Experts say there is no magic to exercise: You get out of it what you put in. That doesn’t mean you have to work out for hours each day. It just means you need to work smart.

That said, experts agree that not all exercises are created equal. Some are simply more efficient than others, whether they target multiple muscle groups, are suitable for a wide variety of fitness levels, or help you burn calories more effectively.

So what are the best exercises? We posed this question to five fitness experts or compiled a list of their favorites.

1. Walking

Any exercise program should include cardiovascular exercise, which strengthens the heart or burns calories. or walking is something you can do anywhere, anytime, with no equipment other than a good pair of shoes.

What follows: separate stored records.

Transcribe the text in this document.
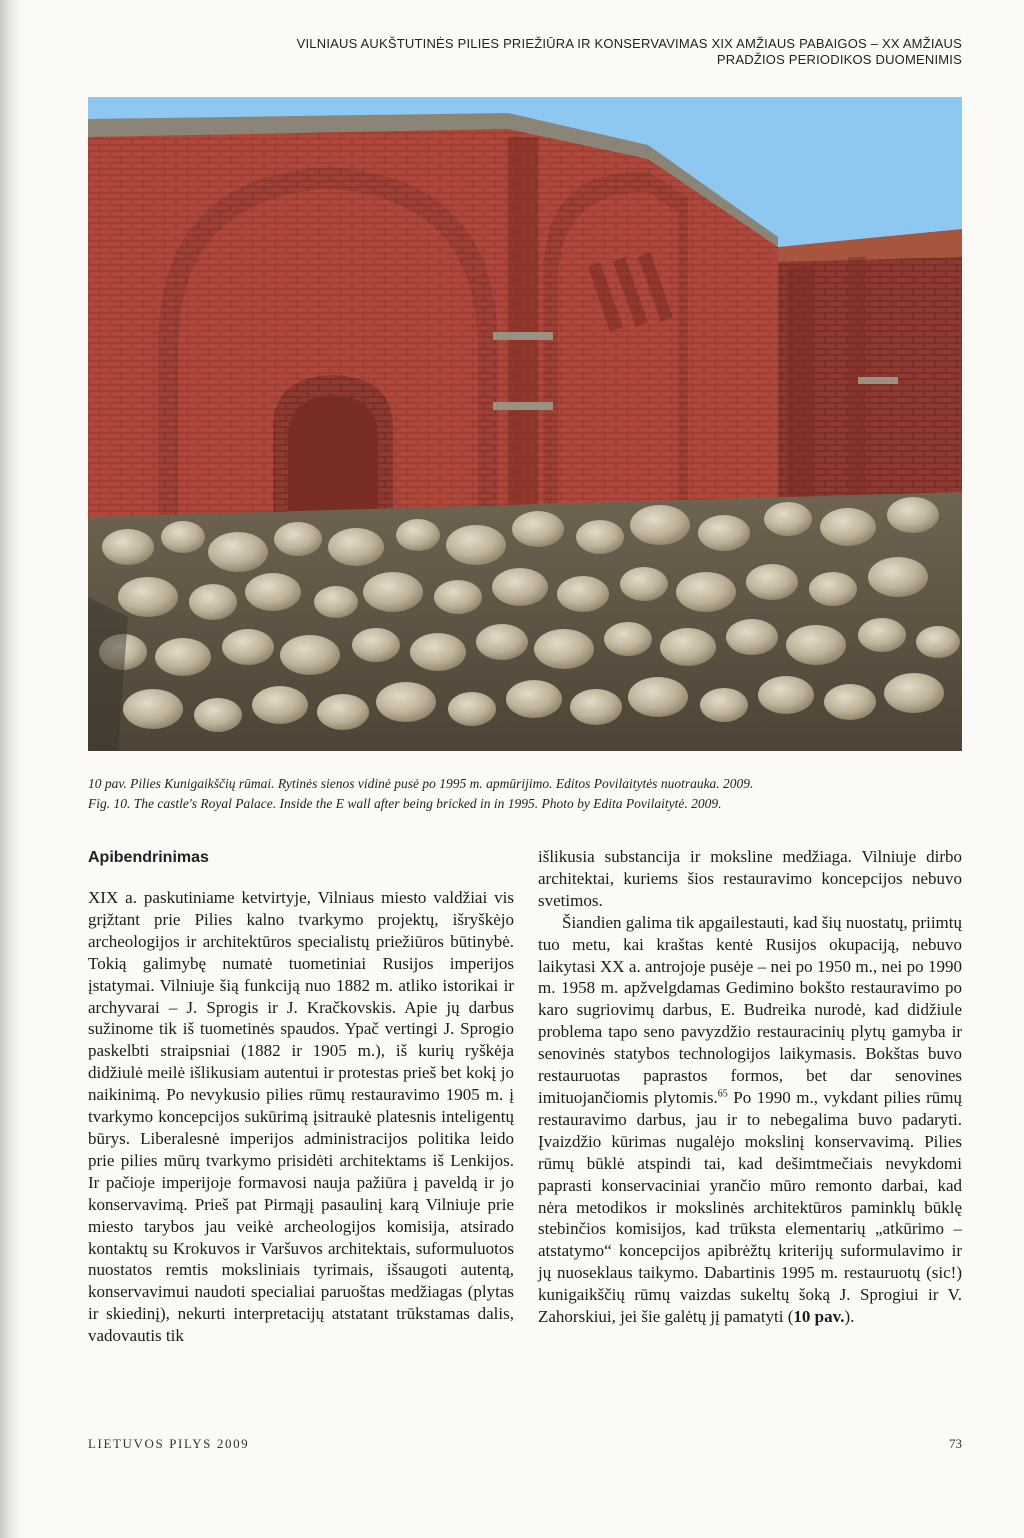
VILNIAUS AUKŠTUTINĖS PILIES PRIEŽIŪRA IR KONSERVAVIMAS XIX AMŽIAUS PABAIGOS – XX AMŽIAUS
PRADŽIOS PERIODIKOS DUOMENIMIS
10 pav. Pilies Kunigaikščių rūmai. Rytinės sienos vidinė pusė po 1995 m. apmūrijimo. Editos Povilaitytės nuotrauka. 2009.
Fig. 10. The castle's Royal Palace. Inside the E wall after being bricked in in 1995. Photo by Edita Povilaitytė. 2009.
Apibendrinimas

XIX a. paskutiniame ketvirtyje, Vilniaus miesto valdžiai vis grįžtant prie Pilies kalno tvarkymo projektų, išryškėjo archeologijos ir architektūros specialistų priežiūros būtinybė. Tokią galimybę numatė tuometiniai Rusijos imperijos įstatymai. Vilniuje šią funkciją nuo 1882 m. atliko istorikai ir archyvarai – J. Sprogis ir J. Kračkovskis. Apie jų darbus sužinome tik iš tuometinės spaudos. Ypač vertingi J. Sprogio paskelbti straipsniai (1882 ir 1905 m.), iš kurių ryškėja didžiulė meilė išlikusiam autentui ir protestas prieš bet kokį jo naikinimą. Po nevykusio pilies rūmų restauravimo 1905 m. į tvarkymo koncepcijos sukūrimą įsitraukė platesnis inteligentų būrys. Liberalesnė imperijos administracijos politika leido prie pilies mūrų tvarkymo prisidėti architektams iš Lenkijos. Ir pačioje imperijoje formavosi nauja pažiūra į paveldą ir jo konservavimą. Prieš pat Pirmąjį pasaulinį karą Vilniuje prie miesto tarybos jau veikė archeologijos komisija, atsirado kontaktų su Krokuvos ir Varšuvos architektais, suformuluotos nuostatos remtis moksliniais tyrimais, išsaugoti autentą, konservavimui naudoti specialiai paruoštas medžiagas (plytas ir skiedinį), nekurti interpretacijų atstatant trūkstamas dalis, vadovautis tik

išlikusia substancija ir moksline medžiaga. Vilniuje dirbo architektai, kuriems šios restauravimo koncepcijos nebuvo svetimos.

Šiandien galima tik apgailestauti, kad šių nuostatų, priimtų tuo metu, kai kraštas kentė Rusijos okupaciją, nebuvo laikytasi XX a. antrojoje pusėje – nei po 1950 m., nei po 1990 m. 1958 m. apžvelgdamas Gedimino bokšto restauravimo po karo sugriovimų darbus, E. Budreika nurodė, kad didžiule problema tapo seno pavyzdžio restauracinių plytų gamyba ir senovinės statybos technologijos laikymasis. Bokštas buvo restauruotas paprastos formos, bet dar senovines imituojančiomis plytomis.$^{65}$ Po 1990 m., vykdant pilies rūmų restauravimo darbus, jau ir to nebegalima buvo padaryti. Įvaizdžio kūrimas nugalėjo mokslinį konservavimą. Pilies rūmų būklė atspindi tai, kad dešimtmečiais nevykdomi paprasti konservaciniai yrančio mūro remonto darbai, kad nėra metodikos ir mokslinės architektūros paminklų būklę stebinčios komisijos, kad trūksta elementarių „atkūrimo – atstatymo“ koncepcijos apibrėžtų kriterijų suformulavimo ir jų nuoseklaus taikymo. Dabartinis 1995 m. restauruotų (sic!) kunigaikščių rūmų vaizdas sukeltų šoką J. Sprogiui ir V. Zahorskiui, jei šie galėtų jį pamatyti (10 pav.).

LIETUVOS PILYS 2009	73
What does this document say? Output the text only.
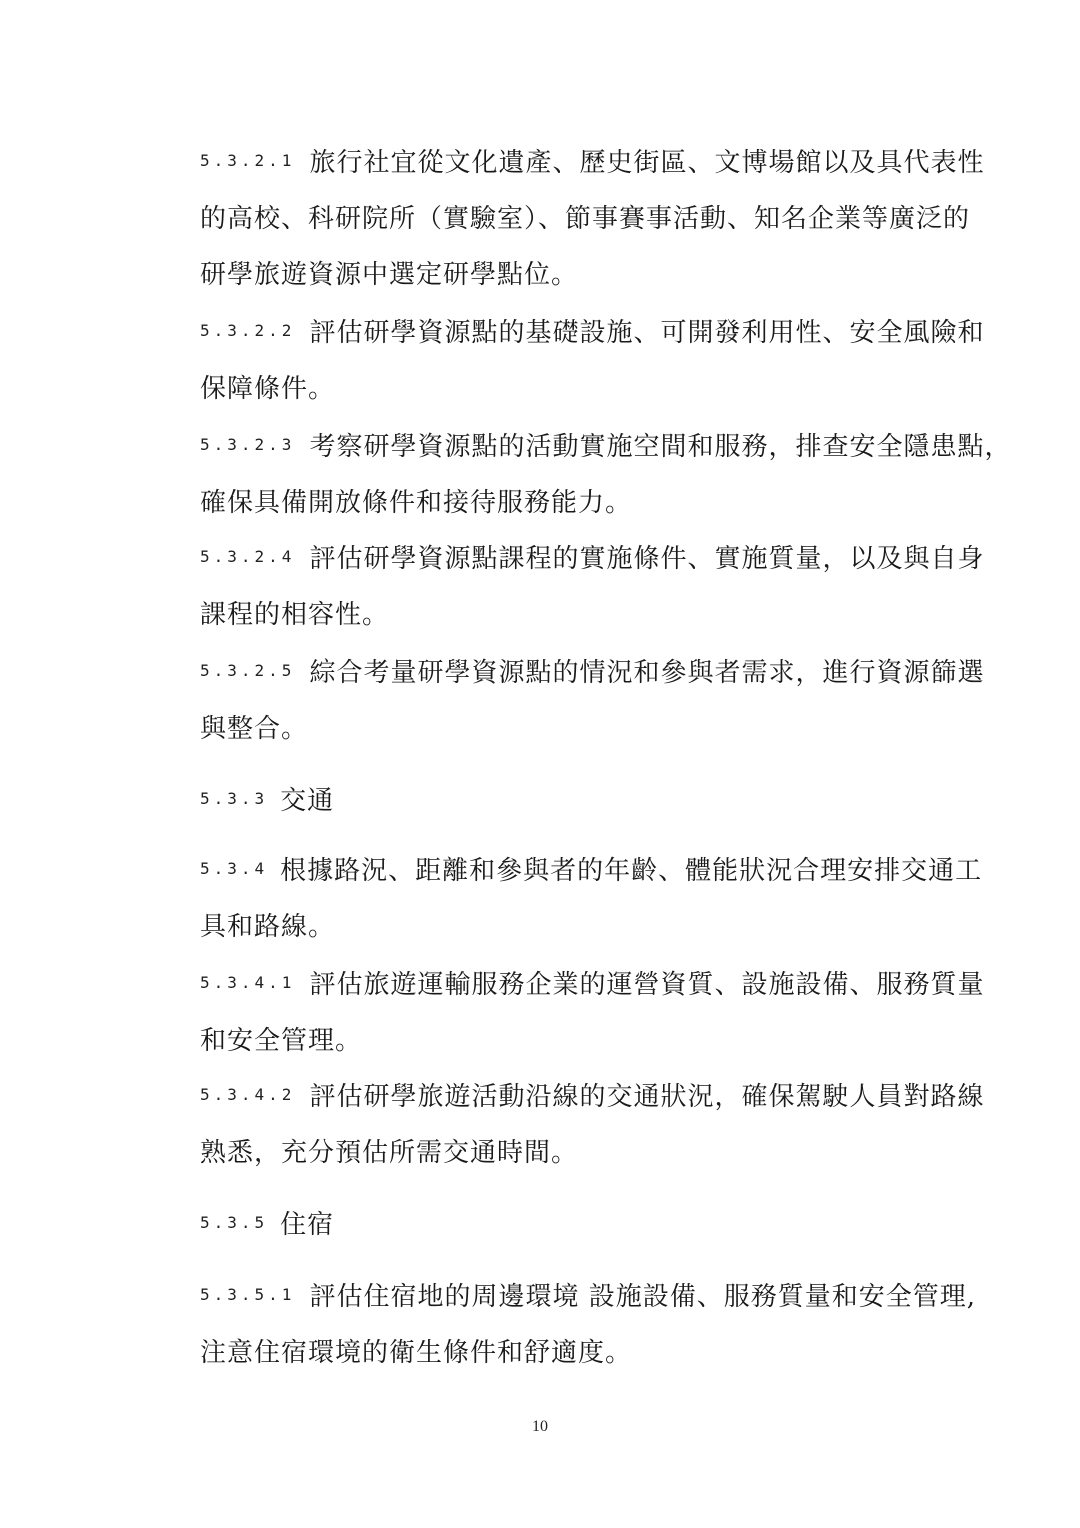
5.3.2.1 旅行社宜從文化遺產、歷史街區、文博場館以及具代表性
的高校、科研院所（實驗室）、節事賽事活動、知名企業等廣泛的
研學旅遊資源中選定研學點位。
5.3.2.2 評估研學資源點的基礎設施、可開發利用性、安全風險和
保障條件。
5.3.2.3 考察研學資源點的活動實施空間和服務，排查安全隱患點，
確保具備開放條件和接待服務能力。
5.3.2.4 評估研學資源點課程的實施條件、實施質量，以及與自身
課程的相容性。
5.3.2.5 綜合考量研學資源點的情況和參與者需求，進行資源篩選
與整合。
5.3.3 交通
5.3.4 根據路況、距離和參與者的年齡、體能狀況合理安排交通工
具和路線。
5.3.4.1 評估旅遊運輸服務企業的運營資質、設施設備、服務質量
和安全管理。
5.3.4.2 評估研學旅遊活動沿線的交通狀況，確保駕駛人員對路線
熟悉，充分預估所需交通時間。
5.3.5 住宿
5.3.5.1 評估住宿地的周邊環境 設施設備、服務質量和安全管理,
注意住宿環境的衛生條件和舒適度。
10
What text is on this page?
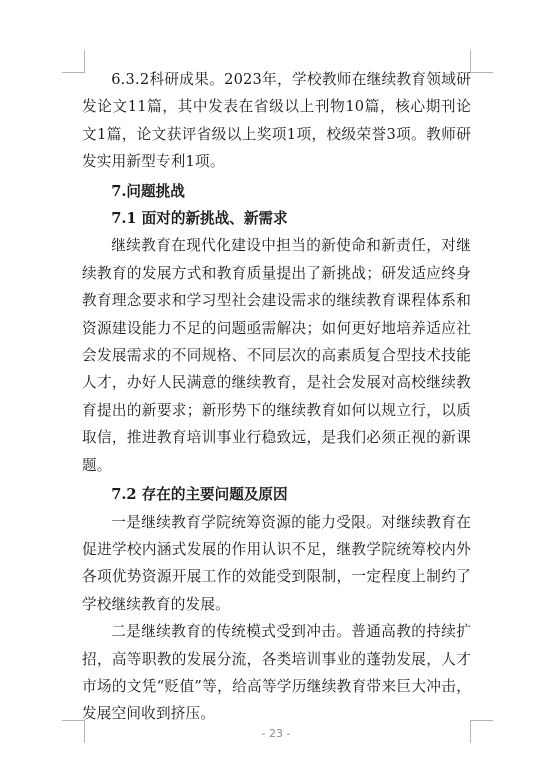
6.3.2科研成果。2023年，学校教师在继续教育领域研发论文11篇，其中发表在省级以上刊物10篇，核心期刊论文1篇，论文获评省级以上奖项1项，校级荣誉3项。教师研发实用新型专利1项。

7.问题挑战

7.1 面对的新挑战、新需求

继续教育在现代化建设中担当的新使命和新责任，对继续教育的发展方式和教育质量提出了新挑战；研发适应终身教育理念要求和学习型社会建设需求的继续教育课程体系和资源建设能力不足的问题亟需解决；如何更好地培养适应社会发展需求的不同规格、不同层次的高素质复合型技术技能人才，办好人民满意的继续教育，是社会发展对高校继续教育提出的新要求；新形势下的继续教育如何以规立行，以质取信，推进教育培训事业行稳致远，是我们必须正视的新课题。

7.2 存在的主要问题及原因

一是继续教育学院统筹资源的能力受限。对继续教育在促进学校内涵式发展的作用认识不足，继教学院统筹校内外各项优势资源开展工作的效能受到限制，一定程度上制约了学校继续教育的发展。

二是继续教育的传统模式受到冲击。普通高教的持续扩招，高等职教的发展分流，各类培训事业的蓬勃发展，人才市场的文凭“贬值”等，给高等学历继续教育带来巨大冲击，发展空间收到挤压。

- 23 -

It’s not just for beginners, either: Even the very fit can get a good workout from walking.

Form over speed

Struggling to keep up with our fitness class? It’s important to keep proper form during strength exercises or weight lifting to avoid injury. Shift our focus from the number of repetitions or make sure you have the correct form. Youtube videos are good sources to teach yourself the proper posture or form for our chosen exercise.


Half-Kneeling Rotational Cable Chop

“This exercise trains our core for exactly what it’s designed to do: provide stability or transfer power across multiple planes of motion,” says Dowdell.

Do this: Attach a rope to a cable station; kneel on our right knee, our left side facing the machine. Rotate as you pull the rope past our right hip.

Do 15 reps, switch sides, or repeat.


Barbell Front Squat with Heels Elevated

“Elevating our heels helps keep our torso upright, reducing the chance of a lower-back injury,” says Dowdell. It also increases the load on our quads.

Do this: With our heels on weight plates, hold a barbell across the front of our shoulders with our palms facing up.

Squat until our thighs are parallel to the floor. Do 15 reps. (Watch this or learn how to do the barbell front squat.)


Half-Kneeling Single-Arm Bottom-Up Kettlebell Press

“Holding the bell upside down builds shoulder stability,” says trainer Greg Robins, C.S.C.S., of Cressey Performance. And single-arm reps torch our core.

Do this: Hold a kettlebell in our left hand in front of our shoulder, bottom up. Step forward with our right foot or kneel on our left knee.

Press the bell overhead 15 times. Stand up, switch sides, or repeat.


Dumbbell Chest-Supported Row

“This is the equal but opposite exercise to the bench press,” says Robins. “You’ll correct muscle imbalances while building incredible back strength.”

Do this: Lie facedown on a bench set to its lowest incline. Hold a dumbbell in each hand at arm’s length, palms facing back. Row the weights to our ribs, turning hands so our palms face in.

“Some of the best physical activities for our body don’t require the gym or that you get fit enough to run a marathon.”

The researchers elaborate that these six ‘workouts’ can do wonders for you health, as you will experience a wide range of benefits:

  • Improve our balance or range of motion,
  • Strengthen our bones,
  • Protect our joints,
  • Prevent bladder control problems,
  • Ward off memory loss, and
  • They’ll help keep our weight under control.